- this article first appeared on Wall Street International – http://wsimag.com/science-and-technology/12785-gentle-giants-of-the-deep
A thin column of white mist almost a kilometre away wafted over a flat sea and I instantly recognised it. I called out ‘Blue Whale’. A depression over Southern and South-east Asia had lifted, ending nearly two weeks of continuous and unseasonal wet weather. The sea was calm and in the absence of wind there were no “white tops” to the waves. Conditions were ideal for spotting a whale’s blow (also known as a spout). Under gusty conditions, the ephemeral blow is snatched away by the wind in an interval of time even shorter than the usual second or so in which the spout is suspended in the air. The difficulty of seeing the blow is compounded by the white tops that distract the eye.
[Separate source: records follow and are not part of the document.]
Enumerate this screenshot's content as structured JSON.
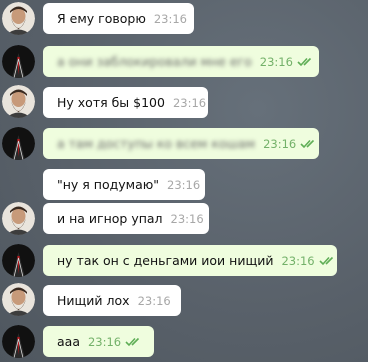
{
  "messages": [
    {
      "sender": "other",
      "avatar": "bearded-man-avatar",
      "text": "Я ему говорю",
      "time": "23:16",
      "blurred": false,
      "read": false
    },
    {
      "sender": "me",
      "avatar": "dark-suit-avatar",
      "text": "а они заблокировали мне его",
      "time": "23:16",
      "blurred": true,
      "read": true
    },
    {
      "sender": "other",
      "avatar": "bearded-man-avatar",
      "text": "Ну хотя бы $100",
      "time": "23:16",
      "blurred": false,
      "read": false
    },
    {
      "sender": "me",
      "avatar": "dark-suit-avatar",
      "text": "а там доступы ко всем кошам",
      "time": "23:16",
      "blurred": true,
      "read": true
    },
    {
      "sender": "other",
      "avatar": "",
      "text": "\"ну я подумаю\"",
      "time": "23:16",
      "blurred": false,
      "read": false
    },
    {
      "sender": "other",
      "avatar": "bearded-man-avatar",
      "text": "и на игнор упал",
      "time": "23:16",
      "blurred": false,
      "read": false
    },
    {
      "sender": "me",
      "avatar": "dark-suit-avatar",
      "text": "ну так он с деньгами иои нищий",
      "time": "23:16",
      "blurred": false,
      "read": true
    },
    {
      "sender": "other",
      "avatar": "bearded-man-avatar",
      "text": "Нищий лох",
      "time": "23:16",
      "blurred": false,
      "read": false
    },
    {
      "sender": "me",
      "avatar": "dark-suit-avatar",
      "text": "ааа",
      "time": "23:16",
      "blurred": false,
      "read": true
    }
  ],
  "colors": {
    "background": "#59616a",
    "incoming_bubble": "#ffffff",
    "outgoing_bubble": "#effdde",
    "outgoing_time": "#73b169",
    "read_check": "#5fae56"
  }
}
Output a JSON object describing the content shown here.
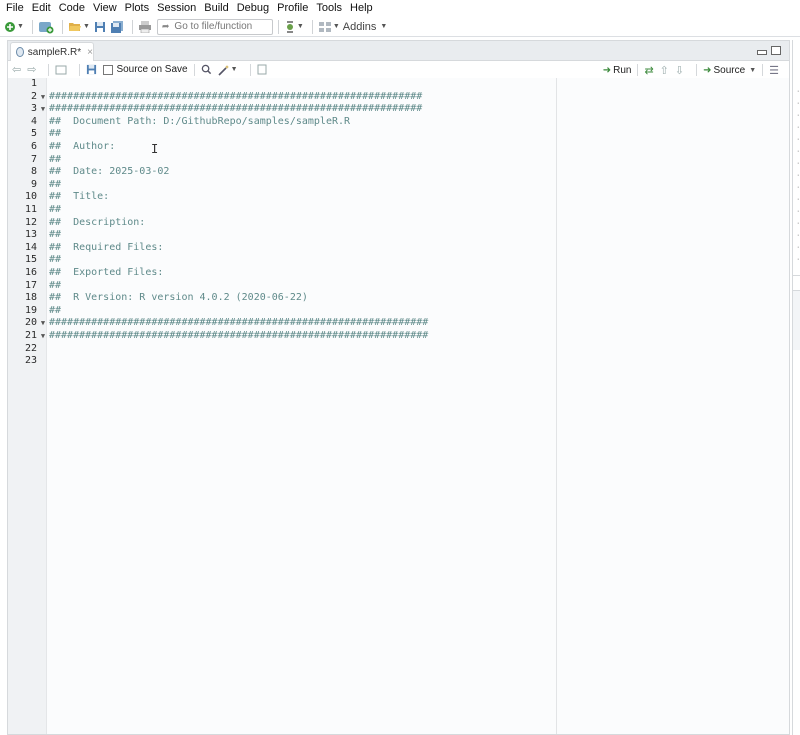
{
  "menu": [
    "File",
    "Edit",
    "Code",
    "View",
    "Plots",
    "Session",
    "Build",
    "Debug",
    "Profile",
    "Tools",
    "Help"
  ],
  "toolbar": {
    "goto_placeholder": "Go to file/function",
    "addins_label": "Addins"
  },
  "tab": {
    "filename": "sampleR.R*"
  },
  "editor_toolbar": {
    "source_on_save": "Source on Save",
    "run_label": "Run",
    "source_label": "Source"
  },
  "editor": {
    "lines": [
      {
        "n": "1",
        "fold": false,
        "text": ""
      },
      {
        "n": "2",
        "fold": true,
        "text": "##############################################################"
      },
      {
        "n": "3",
        "fold": true,
        "text": "##############################################################"
      },
      {
        "n": "4",
        "fold": false,
        "text": "##  Document Path: D:/GithubRepo/samples/sampleR.R"
      },
      {
        "n": "5",
        "fold": false,
        "text": "##"
      },
      {
        "n": "6",
        "fold": false,
        "text": "##  Author:"
      },
      {
        "n": "7",
        "fold": false,
        "text": "##"
      },
      {
        "n": "8",
        "fold": false,
        "text": "##  Date: 2025-03-02"
      },
      {
        "n": "9",
        "fold": false,
        "text": "##"
      },
      {
        "n": "10",
        "fold": false,
        "text": "##  Title:"
      },
      {
        "n": "11",
        "fold": false,
        "text": "##"
      },
      {
        "n": "12",
        "fold": false,
        "text": "##  Description:"
      },
      {
        "n": "13",
        "fold": false,
        "text": "##"
      },
      {
        "n": "14",
        "fold": false,
        "text": "##  Required Files:"
      },
      {
        "n": "15",
        "fold": false,
        "text": "##"
      },
      {
        "n": "16",
        "fold": false,
        "text": "##  Exported Files:"
      },
      {
        "n": "17",
        "fold": false,
        "text": "##"
      },
      {
        "n": "18",
        "fold": false,
        "text": "##  R Version: R version 4.0.2 (2020-06-22)"
      },
      {
        "n": "19",
        "fold": false,
        "text": "##"
      },
      {
        "n": "20",
        "fold": true,
        "text": "###############################################################"
      },
      {
        "n": "21",
        "fold": true,
        "text": "###############################################################"
      },
      {
        "n": "22",
        "fold": false,
        "text": ""
      },
      {
        "n": "23",
        "fold": false,
        "text": ""
      }
    ]
  }
}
It is hard to think that the largest animal that has ever lived is hard to see even at a close range. In a rolling sea, a Blue Whale on the surface can go unnoticed even at a few tens of meters if its blow did not reveal its presence. If you had no reason to look for its signature in the air, you probably will not notice it, in much the same way a Londoner hurrying into the city will not notice a Blackbird foraging in the shrubbery.
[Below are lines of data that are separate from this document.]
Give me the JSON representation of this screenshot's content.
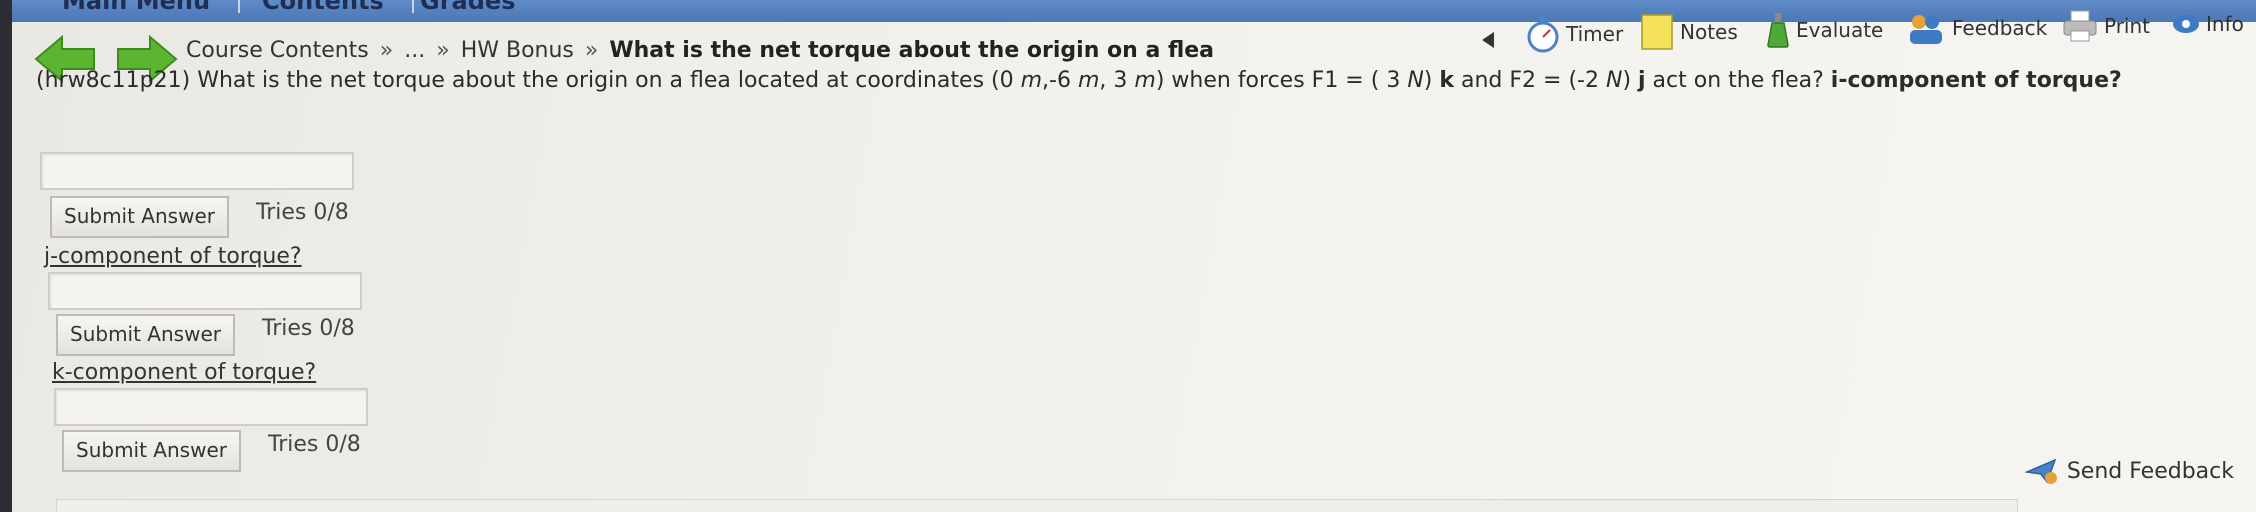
{
  "topnav": {
    "tabs": [
      "Main Menu",
      "Contents",
      "Grades"
    ]
  },
  "breadcrumb": {
    "items": [
      "Course Contents",
      "...",
      "HW Bonus"
    ],
    "current": "What is the net torque about the origin on a flea",
    "separator": "»"
  },
  "toolbar": {
    "timer": "Timer",
    "notes": "Notes",
    "evaluate": "Evaluate",
    "feedback": "Feedback",
    "print": "Print",
    "info": "Info"
  },
  "question": {
    "id": "(hrw8c11p21)",
    "text_a": " What is the net torque about the origin on a flea located at coordinates (0 ",
    "m1": "m",
    "text_b": ",-6 ",
    "m2": "m",
    "text_c": ", 3 ",
    "m3": "m",
    "text_d": ") when forces F1 = ( 3 ",
    "n1": "N",
    "text_e": ") ",
    "k_bold": "k",
    "text_f": " and F2 = (-2 ",
    "n2": "N",
    "text_g": ") ",
    "j_bold": "j",
    "text_h": " act on the flea? ",
    "first_prompt": "i-component of torque?"
  },
  "parts": [
    {
      "label": "",
      "submit": "Submit Answer",
      "tries": "Tries 0/8"
    },
    {
      "label": "j-component of torque?",
      "submit": "Submit Answer",
      "tries": "Tries 0/8"
    },
    {
      "label": "k-component of torque?",
      "submit": "Submit Answer",
      "tries": "Tries 0/8"
    }
  ],
  "send_feedback": "Send Feedback",
  "colors": {
    "nav_blue": "#4b78b6",
    "arrow_green": "#5cb531",
    "background": "#ecebe6"
  }
}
In May 2008, when I launched a media blitz that the Blue Whale, hitherto considered one of the hardest animals to see, was easy to see off Sri Lanka, I was greeted with disbelief by the Sri Lankan tourism industry. If Sri Lanka was “Best for Blue” they questioned, why had no one noticed it before? There were tourist hotels on the beach and there was a thriving fishing industry. I would respond by asking when was the last time you saw a red car on the road? If you don’t have a reason to look for something, you will not see it. I would stop fishing boats and ask the occupants about whales and they would have a vague recollection of having seen one a long time ago. I would sometimes see Blue Whales surfacing near fishing boats and the fishermen being oblivious to the giants beside them.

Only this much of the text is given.